'AK PARTİ YANLISI' SUÇLAMASI
Hürriyet'in
"üniversitede özgürlük" kampanyasına
destek veren 1500'e yakın akademisyeni, '
AK Parti'ye yakın kişiler' olarak lanse etmeye çalışması, büyük tepki çekiyor.
Gazete
http://universitedeozgurluk.blogspot.com/ adlı internet sitesinde yer alan 1450 (03.02.2008 - 23.00 itibariyle) kişilik akademisyen listesinden, kamuoyunun yakından tanıdığı birkaç ismi seçerek, bu kişilerin AK Parti'yle ilişki içinde olduğunu vurguluyor. Ve bu örneklerden hareketle okurun zihninde kampanyaya dair genel bir fotoğraf oluşturulmaya çalışılıyor.

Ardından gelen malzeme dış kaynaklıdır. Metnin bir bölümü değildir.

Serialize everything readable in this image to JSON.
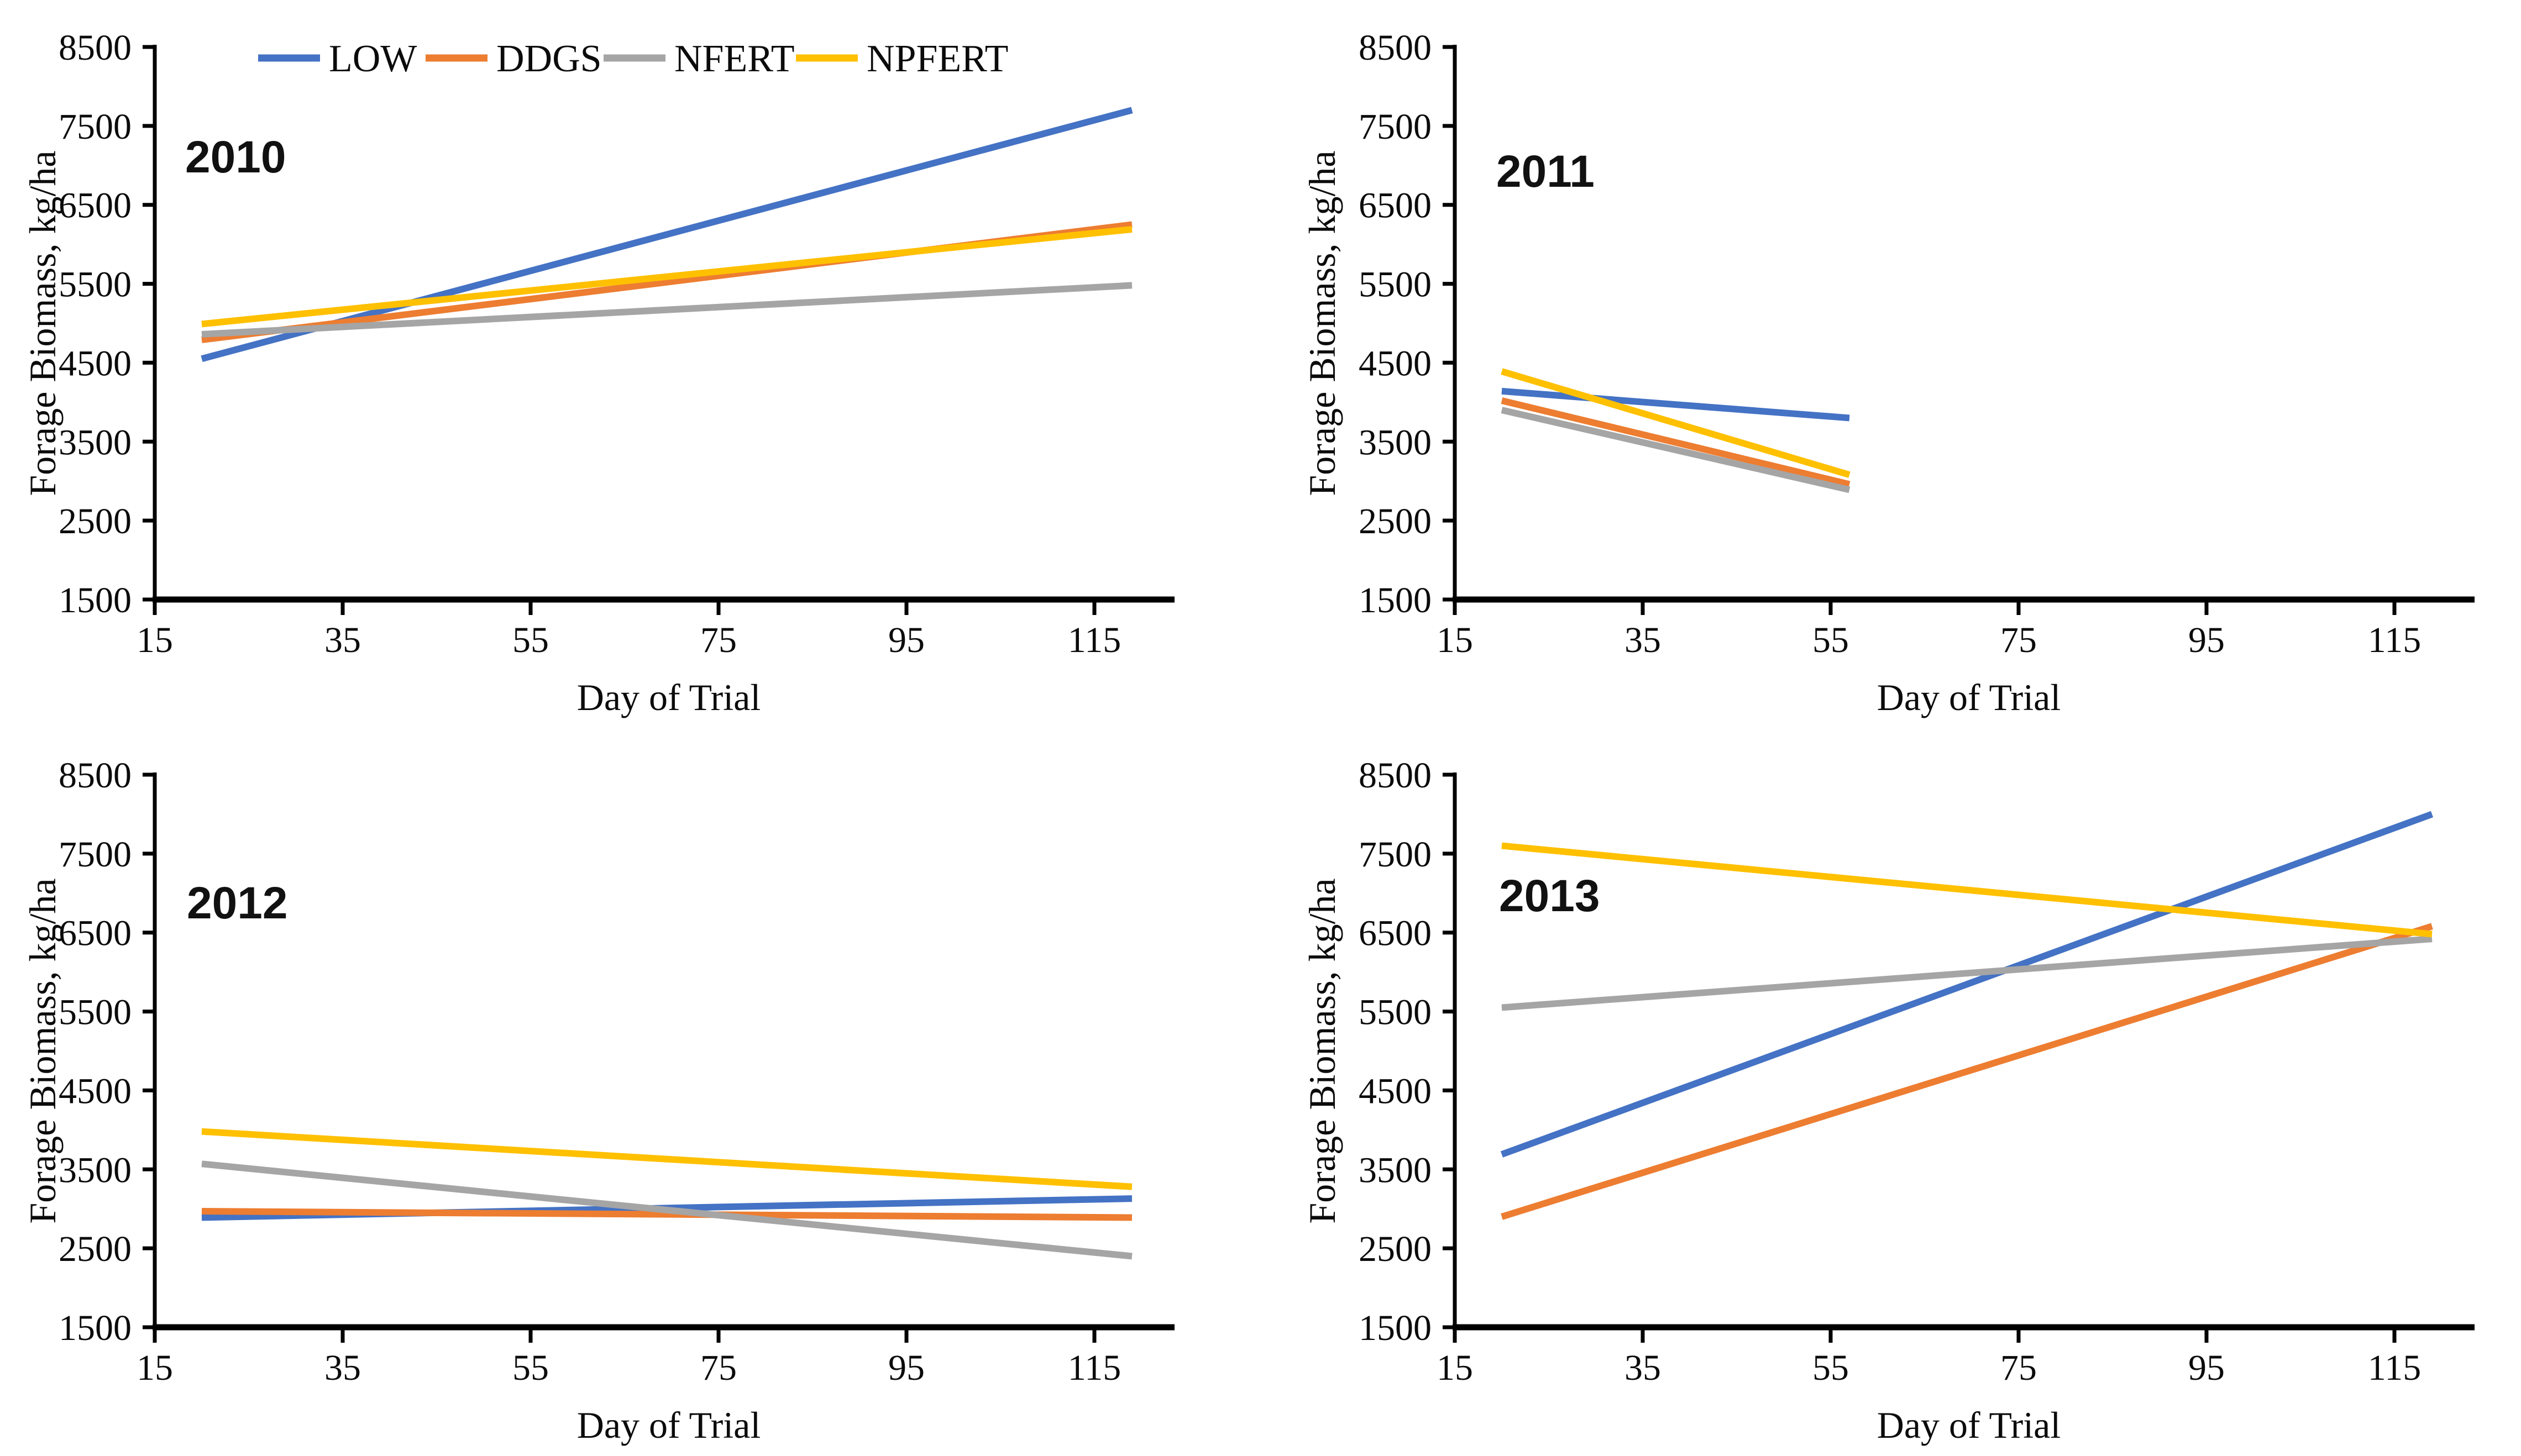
{
  "figure_background": "#ffffff",
  "axis_color": "#000000",
  "chart_data": [
    {
      "type": "line",
      "title": "2010",
      "x_label": "Day of Trial",
      "y_label": "Forage Biomass, kg/ha",
      "x_ticks": [
        15,
        35,
        55,
        75,
        95,
        115
      ],
      "y_ticks": [
        1500,
        2500,
        3500,
        4500,
        5500,
        6500,
        7500,
        8500
      ],
      "x_range": [
        15,
        124
      ],
      "y_range": [
        1500,
        8500
      ],
      "grid": "off",
      "legend_visible": true,
      "legend_position": "top",
      "series": [
        {
          "name": "LOW",
          "color": "#4472C4",
          "x": [
            20,
            119
          ],
          "y": [
            4550,
            7700
          ]
        },
        {
          "name": "DDGS",
          "color": "#ED7D31",
          "x": [
            20,
            119
          ],
          "y": [
            4790,
            6250
          ]
        },
        {
          "name": "NFERT",
          "color": "#A5A5A5",
          "x": [
            20,
            119
          ],
          "y": [
            4860,
            5480
          ]
        },
        {
          "name": "NPFERT",
          "color": "#FFC000",
          "x": [
            20,
            119
          ],
          "y": [
            4990,
            6190
          ]
        }
      ]
    },
    {
      "type": "line",
      "title": "2011",
      "x_label": "Day of Trial",
      "y_label": "Forage Biomass, kg/ha",
      "x_ticks": [
        15,
        35,
        55,
        75,
        95,
        115
      ],
      "y_ticks": [
        1500,
        2500,
        3500,
        4500,
        5500,
        6500,
        7500,
        8500
      ],
      "x_range": [
        15,
        124
      ],
      "y_range": [
        1500,
        8500
      ],
      "grid": "off",
      "legend_visible": false,
      "series": [
        {
          "name": "LOW",
          "color": "#4472C4",
          "x": [
            20,
            57
          ],
          "y": [
            4140,
            3800
          ]
        },
        {
          "name": "DDGS",
          "color": "#ED7D31",
          "x": [
            20,
            57
          ],
          "y": [
            4020,
            2960
          ]
        },
        {
          "name": "NFERT",
          "color": "#A5A5A5",
          "x": [
            20,
            57
          ],
          "y": [
            3900,
            2890
          ]
        },
        {
          "name": "NPFERT",
          "color": "#FFC000",
          "x": [
            20,
            57
          ],
          "y": [
            4390,
            3080
          ]
        }
      ]
    },
    {
      "type": "line",
      "title": "2012",
      "x_label": "Day of Trial",
      "y_label": "Forage Biomass, kg/ha",
      "x_ticks": [
        15,
        35,
        55,
        75,
        95,
        115
      ],
      "y_ticks": [
        1500,
        2500,
        3500,
        4500,
        5500,
        6500,
        7500,
        8500
      ],
      "x_range": [
        15,
        124
      ],
      "y_range": [
        1500,
        8500
      ],
      "grid": "off",
      "legend_visible": false,
      "series": [
        {
          "name": "LOW",
          "color": "#4472C4",
          "x": [
            20,
            119
          ],
          "y": [
            2890,
            3130
          ]
        },
        {
          "name": "DDGS",
          "color": "#ED7D31",
          "x": [
            20,
            119
          ],
          "y": [
            2970,
            2890
          ]
        },
        {
          "name": "NFERT",
          "color": "#A5A5A5",
          "x": [
            20,
            119
          ],
          "y": [
            3570,
            2400
          ]
        },
        {
          "name": "NPFERT",
          "color": "#FFC000",
          "x": [
            20,
            119
          ],
          "y": [
            3980,
            3280
          ]
        }
      ]
    },
    {
      "type": "line",
      "title": "2013",
      "x_label": "Day of Trial",
      "y_label": "Forage Biomass, kg/ha",
      "x_ticks": [
        15,
        35,
        55,
        75,
        95,
        115
      ],
      "y_ticks": [
        1500,
        2500,
        3500,
        4500,
        5500,
        6500,
        7500,
        8500
      ],
      "x_range": [
        15,
        124
      ],
      "y_range": [
        1500,
        8500
      ],
      "grid": "off",
      "legend_visible": false,
      "series": [
        {
          "name": "LOW",
          "color": "#4472C4",
          "x": [
            20,
            119
          ],
          "y": [
            3690,
            8000
          ]
        },
        {
          "name": "DDGS",
          "color": "#ED7D31",
          "x": [
            20,
            119
          ],
          "y": [
            2900,
            6580
          ]
        },
        {
          "name": "NFERT",
          "color": "#A5A5A5",
          "x": [
            20,
            119
          ],
          "y": [
            5550,
            6420
          ]
        },
        {
          "name": "NPFERT",
          "color": "#FFC000",
          "x": [
            20,
            119
          ],
          "y": [
            7600,
            6480
          ]
        }
      ]
    }
  ]
}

Hürriyet'in üniversitelerde görev yapan bu kadar çok sayıda bilim adamını, siyasi bir görüşe angajeymiş gibi göstererek,
Türkiye tarihinin belki de en önemli özgürlük kampanyalarından birinin
etkisini kırmaya çalıştığı anlaşılıyor.
BİR DE BURADAN BAKIN
Oysa bu tür bir yaklaşımın tamamen maksadının aksi bir sonuç üretmesi kaçınılmaz. Şöyle ki;
Bir an için
"üniversiteler özgür olsun" diyen bu 1500'e yakın bilim adamının, AK Parti'nin siyasi görüşünü benimsediklerinden dolayı, böyle bir bildiriye
imza koyduklarını düşünelim.
Bu süreç tersten bir okumayla şu anlama geliyor:
YASAKÇI KAFALAR DA CHP'Lİ Mİ?
Halen üniversitelerdeki
yasakları en katı biçimde savunan parti herkesin bildiği üzere CHP. Öyleyse üniversiteyi kazandıkları halde özgür bir ortamda eğitimlerini devam ettiremeyen
genç kızların önündeki yasak savunucularının hemen hepsi
üniversitelerdeki CHP yanlısı kadrolar demek oluyor.
ÇARPICI BİR ÖRNEK
Bunlardan ilk akla gelen örnek ise üniversite koridorlarından, CHP koltuklarına sıçrayan ve adı insanlık tarihininin ayıplar hanesine
"ikna odalarının mucidi" olarak yazılan, Prof. Dr. Nur
Serter.
Buradan hareketle, üniversitelerdeki yasak savunuculuğun, esasında anayasa,
laiklik ilkesi yada ilericilik konusundaki kaygılardan değil
kaba bir siyasi tarafgirlikten kaynaklandığı ortaya çıkıyor.
ETİKLE BAĞDAŞMAZ
Gazetenin, pek çoğu itibariyle siyasi görüşlerini bilmediği, belki de isimlerini bile daha önce hiç duymadığı, 1500'e yakın üst düzey bilim adamını, bir çırpıda birer
siyasi figüranmış gibi göstermesinin medya etiğiyle de, insan haklarıyla da asla bağdaşmayacağı ifade ediliyor.